Nel gennaio 2009, parlando con Al Jaazera dell’invasione israeliana di Gaza, “Piombo fuso”, in cui vennero uccisi più di 1.000 palestinesi, Hawking disse: “Un popolo sotto occupazione continuerà a resistere in ogni modo possibile. Se Israele vuole la pace dovrà parlare con Hamas come la Gran Bretagna ha parlato con l’IRA (l’Irish Republican Army) [il gruppo armato degli indipendentisti irlandesi, ndt.].”

“Hamas è il rappresentante democraticamente eletto del popolo palestinese e non può essere ignorato.”

In quel periodo la posizione di Hawking sulla Palestina sembrò essersi radicalizzata, dai tempi della visita di otto giorni in Israele nel 2006, quando si incontrò con l’allora primo ministro Ehud Olmert.

Durante quel viaggio Hawking tenne anche una lezione presso l’Università Ebraica di Gerusalemme e visitò l’università [palestinese] di Birzeit nella Cisgiordania illegalmente occupata.

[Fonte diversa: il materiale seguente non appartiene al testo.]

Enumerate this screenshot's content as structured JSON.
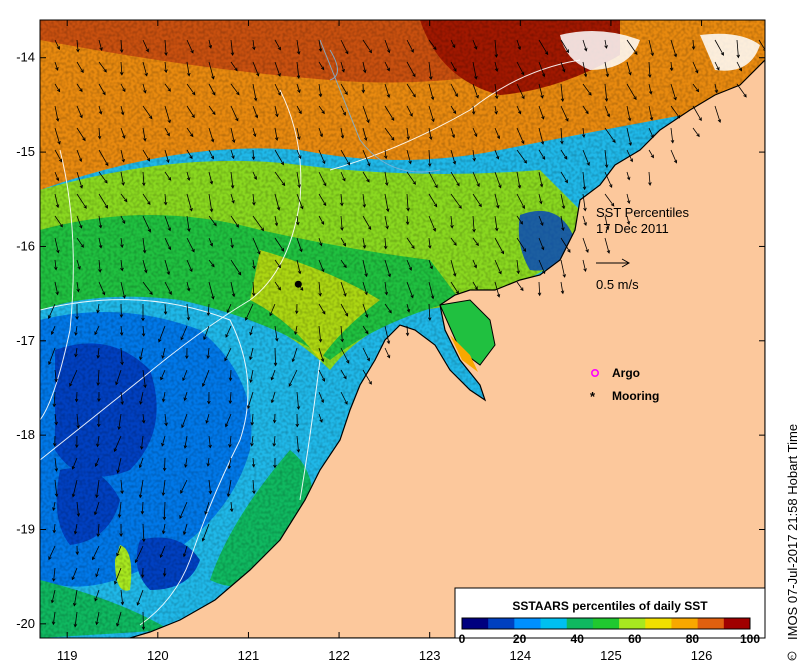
{
  "map": {
    "title": "SST Percentiles",
    "date": "17 Dec 2011",
    "lon_range": [
      118.7,
      126.7
    ],
    "lat_range": [
      -20.15,
      -13.6
    ],
    "x_ticks": [
      "119",
      "120",
      "121",
      "122",
      "123",
      "124",
      "125",
      "126"
    ],
    "y_ticks": [
      "-14",
      "-15",
      "-16",
      "-17",
      "-18",
      "-19",
      "-20"
    ],
    "land_color": "#fcc89c",
    "vector_scale_label": "0.5 m/s",
    "legend": {
      "argo_label": "Argo",
      "mooring_label": "Mooring"
    },
    "mooring": {
      "lon": 121.55,
      "lat": -16.4
    },
    "colorbar": {
      "title": "SSTAARS percentiles of daily SST",
      "tick_labels": [
        "0",
        "20",
        "40",
        "60",
        "80",
        "100"
      ],
      "colors": [
        "#00007f",
        "#0040c0",
        "#0090ff",
        "#00c0f0",
        "#10b860",
        "#20c830",
        "#a8e820",
        "#f0e000",
        "#f8a800",
        "#e06010",
        "#a00000"
      ]
    },
    "credit": "IMOS 07-Jul-2017 21:58 Hobart Time"
  }
}
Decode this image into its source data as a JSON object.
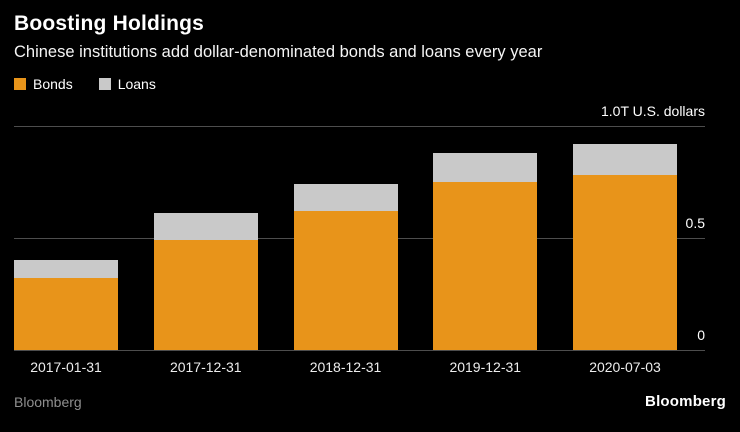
{
  "header": {
    "title": "Boosting Holdings",
    "subtitle": "Chinese institutions add dollar-denominated bonds and loans every year"
  },
  "legend": [
    {
      "label": "Bonds",
      "color": "#E8941A"
    },
    {
      "label": "Loans",
      "color": "#C9C9C9"
    }
  ],
  "axis": {
    "top_label": "1.0T U.S. dollars",
    "mid_label": "0.5",
    "zero_label": "0"
  },
  "footer": {
    "source": "Bloomberg",
    "logo": "Bloomberg"
  },
  "chart_data": {
    "type": "bar",
    "stacked": true,
    "title": "Boosting Holdings",
    "subtitle": "Chinese institutions add dollar-denominated bonds and loans every year",
    "categories": [
      "2017-01-31",
      "2017-12-31",
      "2018-12-31",
      "2019-12-31",
      "2020-07-03"
    ],
    "series": [
      {
        "name": "Bonds",
        "color": "#E8941A",
        "values": [
          0.32,
          0.49,
          0.62,
          0.75,
          0.78
        ]
      },
      {
        "name": "Loans",
        "color": "#C9C9C9",
        "values": [
          0.08,
          0.12,
          0.12,
          0.13,
          0.14
        ]
      }
    ],
    "ylabel": "T U.S. dollars",
    "ylim": [
      0,
      1.0
    ],
    "yticks": [
      0,
      0.5,
      1.0
    ],
    "grid": true,
    "legend_position": "top-left"
  }
}
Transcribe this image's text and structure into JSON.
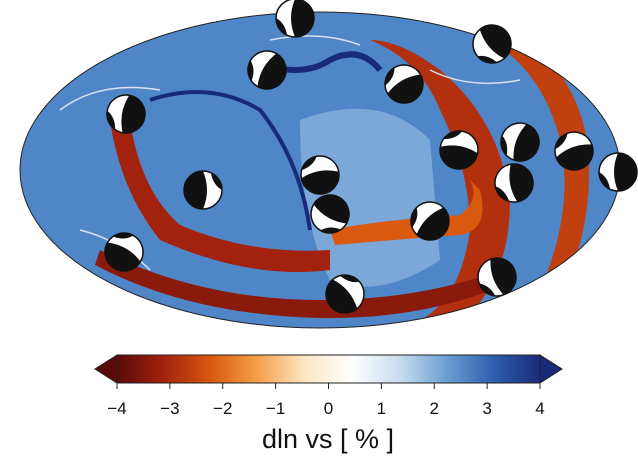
{
  "colorbar": {
    "label": "dln vs [ % ]",
    "lim": [
      -4,
      4
    ],
    "ticks": [
      {
        "value": -4,
        "label": "−4"
      },
      {
        "value": -3,
        "label": "−3"
      },
      {
        "value": -2,
        "label": "−2"
      },
      {
        "value": -1,
        "label": "−1"
      },
      0,
      1,
      2,
      3,
      4
    ],
    "colormap": [
      "#5a0a08",
      "#a3220e",
      "#d9590f",
      "#f5a04a",
      "#fde6c4",
      "#ffffff",
      "#c9ddf0",
      "#6d9fd2",
      "#2f5fae",
      "#1a2a7a"
    ]
  }
}
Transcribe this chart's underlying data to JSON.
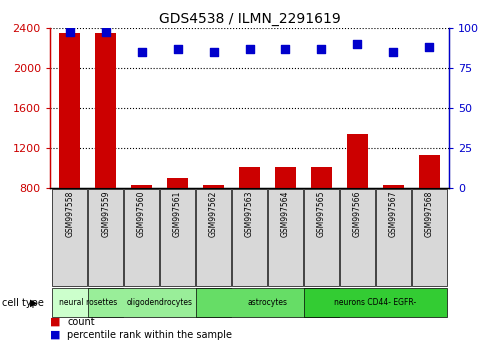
{
  "title": "GDS4538 / ILMN_2291619",
  "samples": [
    "GSM997558",
    "GSM997559",
    "GSM997560",
    "GSM997561",
    "GSM997562",
    "GSM997563",
    "GSM997564",
    "GSM997565",
    "GSM997566",
    "GSM997567",
    "GSM997568"
  ],
  "counts": [
    2350,
    2355,
    822,
    900,
    823,
    1010,
    1005,
    1010,
    1340,
    822,
    1130
  ],
  "percentile_ranks": [
    98,
    98,
    85,
    87,
    85,
    87,
    87,
    87,
    90,
    85,
    88
  ],
  "ylim_left": [
    800,
    2400
  ],
  "ylim_right": [
    0,
    100
  ],
  "yticks_left": [
    800,
    1200,
    1600,
    2000,
    2400
  ],
  "yticks_right": [
    0,
    25,
    50,
    75,
    100
  ],
  "cell_types": [
    {
      "label": "neural rosettes",
      "start": 0,
      "end": 1,
      "color": "#ccffcc"
    },
    {
      "label": "oligodendrocytes",
      "start": 1,
      "end": 4,
      "color": "#99ee99"
    },
    {
      "label": "astrocytes",
      "start": 4,
      "end": 7,
      "color": "#66dd66"
    },
    {
      "label": "neurons CD44- EGFR-",
      "start": 7,
      "end": 10,
      "color": "#33cc33"
    }
  ],
  "bar_color": "#cc0000",
  "dot_color": "#0000cc",
  "grid_color": "#000000",
  "bg_color": "#ffffff",
  "tick_bg_color": "#d8d8d8",
  "left_axis_color": "#cc0000",
  "right_axis_color": "#0000cc"
}
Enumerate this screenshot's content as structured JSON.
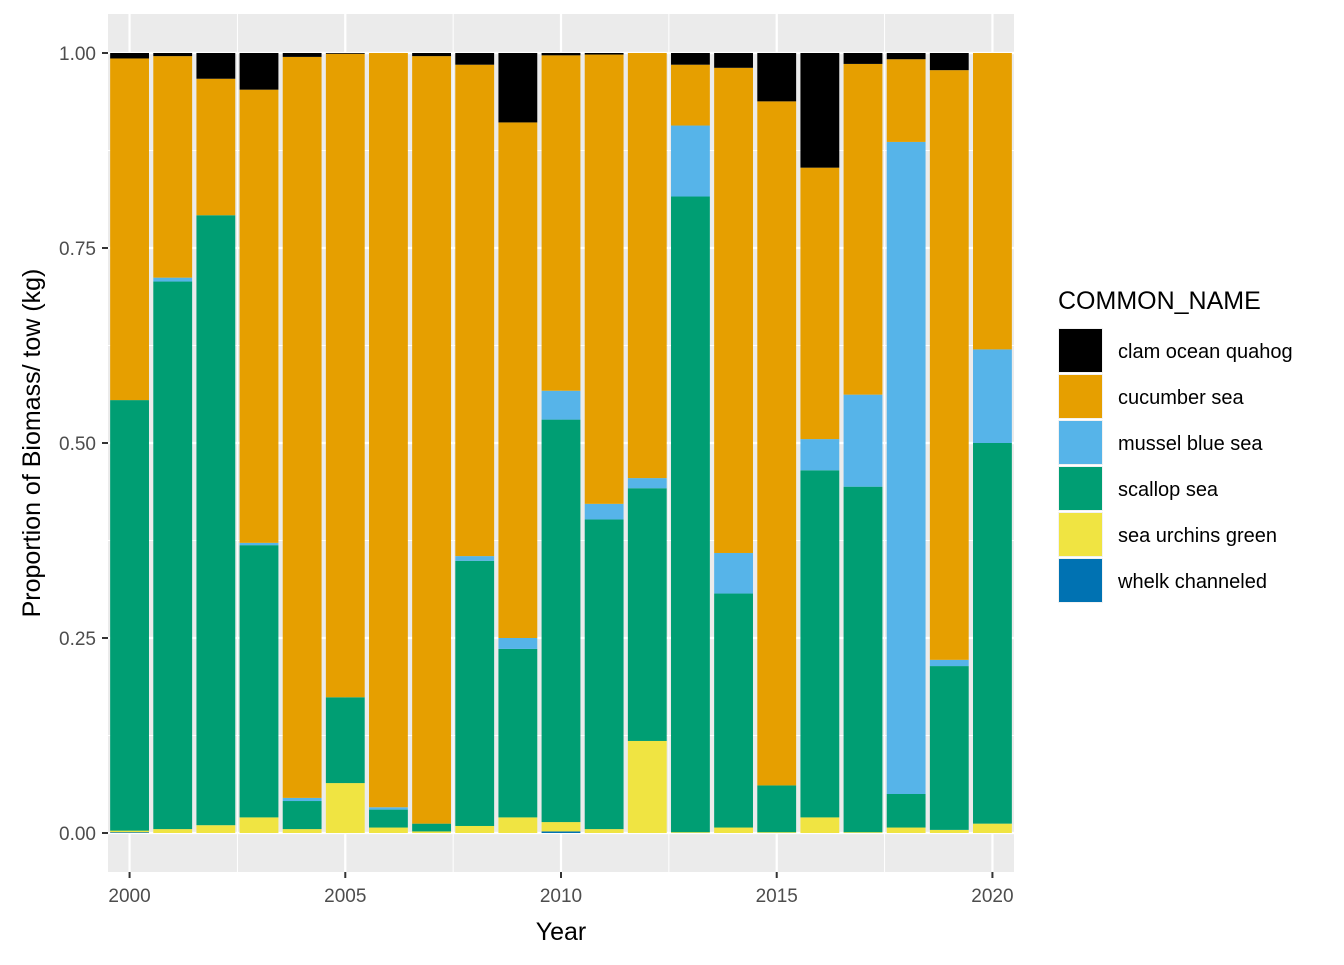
{
  "chart_data": {
    "type": "bar",
    "stacked": true,
    "title": "",
    "xlabel": "Year",
    "ylabel": "Proportion of Biomass/ tow (kg)",
    "xlim": [
      1999.5,
      2020.5
    ],
    "ylim": [
      0,
      1
    ],
    "x_ticks": [
      "2000",
      "2005",
      "2010",
      "2015",
      "2020"
    ],
    "y_ticks": [
      "0.00",
      "0.25",
      "0.50",
      "0.75",
      "1.00"
    ],
    "grid": true,
    "legend": {
      "title": "COMMON_NAME",
      "placement": "right",
      "entries": [
        "clam ocean quahog",
        "cucumber sea",
        "mussel blue sea",
        "scallop sea",
        "sea urchins green",
        "whelk channeled"
      ]
    },
    "categories": [
      2000,
      2001,
      2002,
      2003,
      2004,
      2005,
      2006,
      2007,
      2008,
      2009,
      2010,
      2011,
      2012,
      2013,
      2014,
      2015,
      2016,
      2017,
      2018,
      2019,
      2020
    ],
    "series": [
      {
        "name": "whelk channeled",
        "color": "#0072B2",
        "values": [
          0.001,
          0,
          0,
          0,
          0,
          0,
          0,
          0,
          0,
          0,
          0.002,
          0,
          0,
          0,
          0,
          0,
          0,
          0,
          0,
          0,
          0
        ]
      },
      {
        "name": "sea urchins green",
        "color": "#F0E442",
        "values": [
          0.002,
          0.005,
          0.01,
          0.02,
          0.005,
          0.064,
          0.007,
          0.002,
          0.009,
          0.02,
          0.012,
          0.005,
          0.118,
          0.001,
          0.007,
          0.001,
          0.02,
          0.001,
          0.007,
          0.004,
          0.012
        ]
      },
      {
        "name": "scallop sea",
        "color": "#009E73",
        "values": [
          0.552,
          0.702,
          0.782,
          0.349,
          0.036,
          0.11,
          0.023,
          0.01,
          0.34,
          0.216,
          0.516,
          0.397,
          0.324,
          0.815,
          0.3,
          0.06,
          0.445,
          0.443,
          0.043,
          0.21,
          0.488
        ]
      },
      {
        "name": "mussel blue sea",
        "color": "#56B4E9",
        "values": [
          0,
          0.005,
          0,
          0.003,
          0.004,
          0,
          0.003,
          0,
          0.006,
          0.014,
          0.037,
          0.02,
          0.013,
          0.091,
          0.052,
          0,
          0.04,
          0.118,
          0.836,
          0.008,
          0.12
        ]
      },
      {
        "name": "cucumber sea",
        "color": "#E69F00",
        "values": [
          0.438,
          0.284,
          0.175,
          0.581,
          0.95,
          0.825,
          0.967,
          0.984,
          0.63,
          0.661,
          0.43,
          0.576,
          0.545,
          0.078,
          0.622,
          0.877,
          0.348,
          0.424,
          0.106,
          0.756,
          0.38
        ]
      },
      {
        "name": "clam ocean quahog",
        "color": "#000000",
        "values": [
          0.007,
          0.004,
          0.033,
          0.047,
          0.005,
          0.001,
          0,
          0.004,
          0.015,
          0.089,
          0.003,
          0.002,
          0,
          0.015,
          0.019,
          0.062,
          0.147,
          0.014,
          0.008,
          0.022,
          0
        ]
      }
    ]
  },
  "colors": {
    "panel_bg": "#EBEBEB",
    "grid_major": "#FFFFFF",
    "text": "#000000",
    "tick_text": "#4D4D4D"
  }
}
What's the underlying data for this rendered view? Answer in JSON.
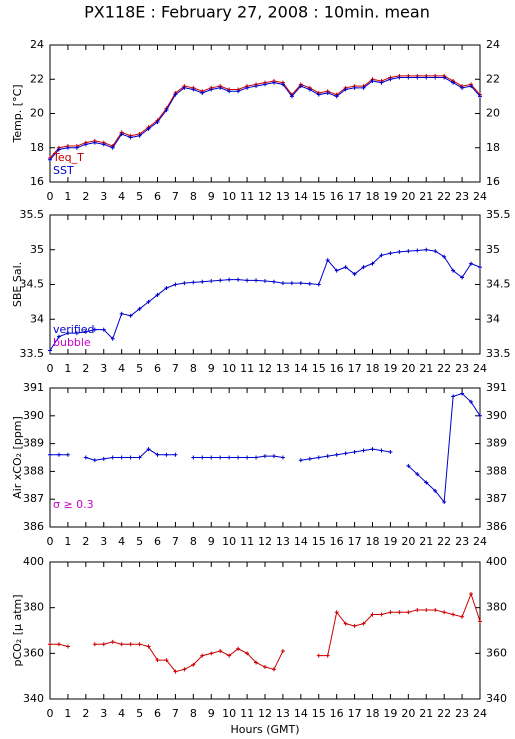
{
  "chart_data": [
    {
      "type": "line",
      "title": "PX118E : February 27, 2008 : 10min. mean",
      "ylabel": "Temp. [°C]",
      "x": [
        0,
        0.5,
        1,
        1.5,
        2,
        2.5,
        3,
        3.5,
        4,
        4.5,
        5,
        5.5,
        6,
        6.5,
        7,
        7.5,
        8,
        8.5,
        9,
        9.5,
        10,
        10.5,
        11,
        11.5,
        12,
        12.5,
        13,
        13.5,
        14,
        14.5,
        15,
        15.5,
        16,
        16.5,
        17,
        17.5,
        18,
        18.5,
        19,
        19.5,
        20,
        20.5,
        21,
        21.5,
        22,
        22.5,
        23,
        23.5,
        24
      ],
      "series": [
        {
          "name": "Teq_T",
          "color": "#cc0000",
          "values": [
            17.4,
            18.0,
            18.1,
            18.1,
            18.3,
            18.4,
            18.3,
            18.1,
            18.9,
            18.7,
            18.8,
            19.2,
            19.6,
            20.3,
            21.2,
            21.6,
            21.5,
            21.3,
            21.5,
            21.6,
            21.4,
            21.4,
            21.6,
            21.7,
            21.8,
            21.9,
            21.8,
            21.1,
            21.7,
            21.5,
            21.2,
            21.3,
            21.1,
            21.5,
            21.6,
            21.6,
            22.0,
            21.9,
            22.1,
            22.2,
            22.2,
            22.2,
            22.2,
            22.2,
            22.2,
            21.9,
            21.6,
            21.7,
            21.1
          ]
        },
        {
          "name": "SST",
          "color": "#0000cc",
          "values": [
            17.3,
            17.9,
            18.0,
            18.0,
            18.2,
            18.3,
            18.2,
            18.0,
            18.8,
            18.6,
            18.7,
            19.1,
            19.5,
            20.2,
            21.1,
            21.5,
            21.4,
            21.2,
            21.4,
            21.5,
            21.3,
            21.3,
            21.5,
            21.6,
            21.7,
            21.8,
            21.7,
            21.0,
            21.6,
            21.4,
            21.1,
            21.2,
            21.0,
            21.4,
            21.5,
            21.5,
            21.9,
            21.8,
            22.0,
            22.1,
            22.1,
            22.1,
            22.1,
            22.1,
            22.1,
            21.8,
            21.5,
            21.6,
            21.0
          ]
        }
      ],
      "xlim": [
        0,
        24
      ],
      "xticks": [
        0,
        1,
        2,
        3,
        4,
        5,
        6,
        7,
        8,
        9,
        10,
        11,
        12,
        13,
        14,
        15,
        16,
        17,
        18,
        19,
        20,
        21,
        22,
        23,
        24
      ],
      "ylim": [
        16,
        24
      ],
      "yticks": [
        16,
        18,
        20,
        22,
        24
      ]
    },
    {
      "type": "line",
      "ylabel": "SBE Sal.",
      "legend": [
        {
          "name": "verified",
          "color": "#0000cc"
        },
        {
          "name": "bubble",
          "color": "#cc00cc"
        }
      ],
      "x": [
        0,
        0.5,
        1,
        1.5,
        2,
        2.5,
        3,
        3.5,
        4,
        4.5,
        5,
        5.5,
        6,
        6.5,
        7,
        7.5,
        8,
        8.5,
        9,
        9.5,
        10,
        10.5,
        11,
        11.5,
        12,
        12.5,
        13,
        13.5,
        14,
        14.5,
        15,
        15.5,
        16,
        16.5,
        17,
        17.5,
        18,
        18.5,
        19,
        19.5,
        20,
        20.5,
        21,
        21.5,
        22,
        22.5,
        23,
        23.5,
        24
      ],
      "series": [
        {
          "color": "#0000cc",
          "values": [
            33.55,
            33.75,
            33.8,
            33.8,
            33.82,
            33.85,
            33.85,
            33.72,
            34.08,
            34.05,
            34.15,
            34.25,
            34.35,
            34.45,
            34.5,
            34.52,
            34.53,
            34.54,
            34.55,
            34.56,
            34.57,
            34.57,
            34.56,
            34.56,
            34.55,
            34.54,
            34.52,
            34.52,
            34.52,
            34.51,
            34.5,
            34.85,
            34.7,
            34.75,
            34.65,
            34.75,
            34.8,
            34.92,
            34.95,
            34.97,
            34.98,
            34.99,
            35.0,
            34.98,
            34.9,
            34.7,
            34.6,
            34.8,
            34.75
          ]
        }
      ],
      "xlim": [
        0,
        24
      ],
      "xticks": [
        0,
        1,
        2,
        3,
        4,
        5,
        6,
        7,
        8,
        9,
        10,
        11,
        12,
        13,
        14,
        15,
        16,
        17,
        18,
        19,
        20,
        21,
        22,
        23,
        24
      ],
      "ylim": [
        33.5,
        35.5
      ],
      "yticks": [
        33.5,
        34,
        34.5,
        35,
        35.5
      ]
    },
    {
      "type": "line",
      "ylabel": "Air xCO₂ [ppm]",
      "legend": [
        {
          "name": "σ ≥ 0.3",
          "color": "#cc00cc"
        }
      ],
      "x": [
        0,
        0.5,
        1,
        1.5,
        2,
        2.5,
        3,
        3.5,
        4,
        4.5,
        5,
        5.5,
        6,
        6.5,
        7,
        7.5,
        8,
        8.5,
        9,
        9.5,
        10,
        10.5,
        11,
        11.5,
        12,
        12.5,
        13,
        13.5,
        14,
        14.5,
        15,
        15.5,
        16,
        16.5,
        17,
        17.5,
        18,
        18.5,
        19,
        19.5,
        20,
        20.5,
        21,
        21.5,
        22,
        22.5,
        23,
        23.5,
        24
      ],
      "series": [
        {
          "color": "#0000cc",
          "values": [
            388.6,
            388.6,
            388.6,
            null,
            388.5,
            388.4,
            388.45,
            388.5,
            388.5,
            388.5,
            388.5,
            388.8,
            388.6,
            388.6,
            388.6,
            null,
            388.5,
            388.5,
            388.5,
            388.5,
            388.5,
            388.5,
            388.5,
            388.5,
            388.55,
            388.55,
            388.5,
            null,
            388.4,
            388.45,
            388.5,
            388.55,
            388.6,
            388.65,
            388.7,
            388.75,
            388.8,
            388.75,
            388.7,
            null,
            388.2,
            387.9,
            387.6,
            387.3,
            386.9,
            390.7,
            390.8,
            390.5,
            390.0
          ]
        }
      ],
      "xlim": [
        0,
        24
      ],
      "xticks": [
        0,
        1,
        2,
        3,
        4,
        5,
        6,
        7,
        8,
        9,
        10,
        11,
        12,
        13,
        14,
        15,
        16,
        17,
        18,
        19,
        20,
        21,
        22,
        23,
        24
      ],
      "ylim": [
        386,
        391
      ],
      "yticks": [
        386,
        387,
        388,
        389,
        390,
        391
      ]
    },
    {
      "type": "line",
      "ylabel": "pCO₂ [µ atm]",
      "xlabel": "Hours (GMT)",
      "x": [
        0,
        0.5,
        1,
        1.5,
        2,
        2.5,
        3,
        3.5,
        4,
        4.5,
        5,
        5.5,
        6,
        6.5,
        7,
        7.5,
        8,
        8.5,
        9,
        9.5,
        10,
        10.5,
        11,
        11.5,
        12,
        12.5,
        13,
        13.5,
        14,
        14.5,
        15,
        15.5,
        16,
        16.5,
        17,
        17.5,
        18,
        18.5,
        19,
        19.5,
        20,
        20.5,
        21,
        21.5,
        22,
        22.5,
        23,
        23.5,
        24
      ],
      "series": [
        {
          "color": "#cc0000",
          "values": [
            364,
            364,
            363,
            null,
            null,
            364,
            364,
            365,
            364,
            364,
            364,
            363,
            357,
            357,
            352,
            353,
            355,
            359,
            360,
            361,
            359,
            362,
            360,
            356,
            354,
            353,
            361,
            null,
            null,
            null,
            359,
            359,
            378,
            373,
            372,
            373,
            377,
            377,
            378,
            378,
            378,
            379,
            379,
            379,
            378,
            377,
            376,
            386,
            374
          ]
        }
      ],
      "xlim": [
        0,
        24
      ],
      "xticks": [
        0,
        1,
        2,
        3,
        4,
        5,
        6,
        7,
        8,
        9,
        10,
        11,
        12,
        13,
        14,
        15,
        16,
        17,
        18,
        19,
        20,
        21,
        22,
        23,
        24
      ],
      "ylim": [
        340,
        400
      ],
      "yticks": [
        340,
        360,
        380,
        400
      ]
    }
  ]
}
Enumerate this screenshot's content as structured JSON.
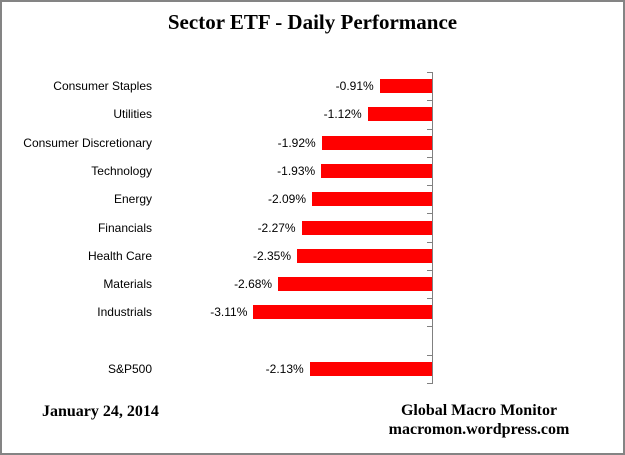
{
  "chart_data": {
    "type": "bar",
    "orientation": "horizontal",
    "title": "Sector ETF - Daily Performance",
    "categories": [
      "Consumer Staples",
      "Utilities",
      "Consumer Discretionary",
      "Technology",
      "Energy",
      "Financials",
      "Health Care",
      "Materials",
      "Industrials",
      "S&P500"
    ],
    "values": [
      -0.91,
      -1.12,
      -1.92,
      -1.93,
      -2.09,
      -2.27,
      -2.35,
      -2.68,
      -3.11,
      -2.13
    ],
    "value_labels": [
      "-0.91%",
      "-1.12%",
      "-1.92%",
      "-1.93%",
      "-2.09%",
      "-2.27%",
      "-2.35%",
      "-2.68%",
      "-3.11%",
      "-2.13%"
    ],
    "gap_before_index": 9,
    "xlim": [
      -3.5,
      0
    ],
    "xlabel": "",
    "ylabel": "",
    "grid": false,
    "legend": false,
    "bar_color": "#FF0000",
    "axis_color": "#808080",
    "label_color": "#000000"
  },
  "footer": {
    "date": "January 24, 2014",
    "source_line1": "Global Macro Monitor",
    "source_line2": "macromon.wordpress.com"
  }
}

Hawking ha anche utilizzato la sua pagina Facebook per appoggiare gli scienziati palestinesi, chiedendo lo scorso anno ai suoi followers di donare fondi per sostenere l’apertura di una seconda scuola palestinese di studi di fisica avanzata.

Nel 2014 Hawking ha anche fatto sentire la propria voce sulla guerra in Siria, come parte di una campagna di “Save the Children”, per ricordare quello che allora era il terzo anno del conflitto, dando voce alle esperienze dei bambini colpiti dagli scontri.

Hawking ha affermato: “Quello che sta avvenendo in Siria è un abominio che il mondo sta guardando impotente dall’esterno. Dobbiamo lavorare insieme per porre fine a questa guerra e per proteggere i bambini siriani.”

Nel 2003 Hawking si espresse anche contro l’invasione dell’Iraq guidata dagli USA.

Nel 2004, rivolgendosi ad un raduno contro la guerra, Hawking disse che la guerra era stata giustificata sulla base delle “due menzogne”, secondo cui l’Iraq possedeva ordigni di distruzione di massa e insinuazioni su legami tra il governo di Saddam Hussein e gli attacchi dell’11 settembre 2001 contro gli USA.

“È stata una tragedia per tutte le famiglie. Se questo non è un crimine di guerra, che cos’è?” disse Hawking. “Mi scuso per la mia pronuncia. Il mio sintetizzatore vocale non è stato impostato per i nomi iracheni.”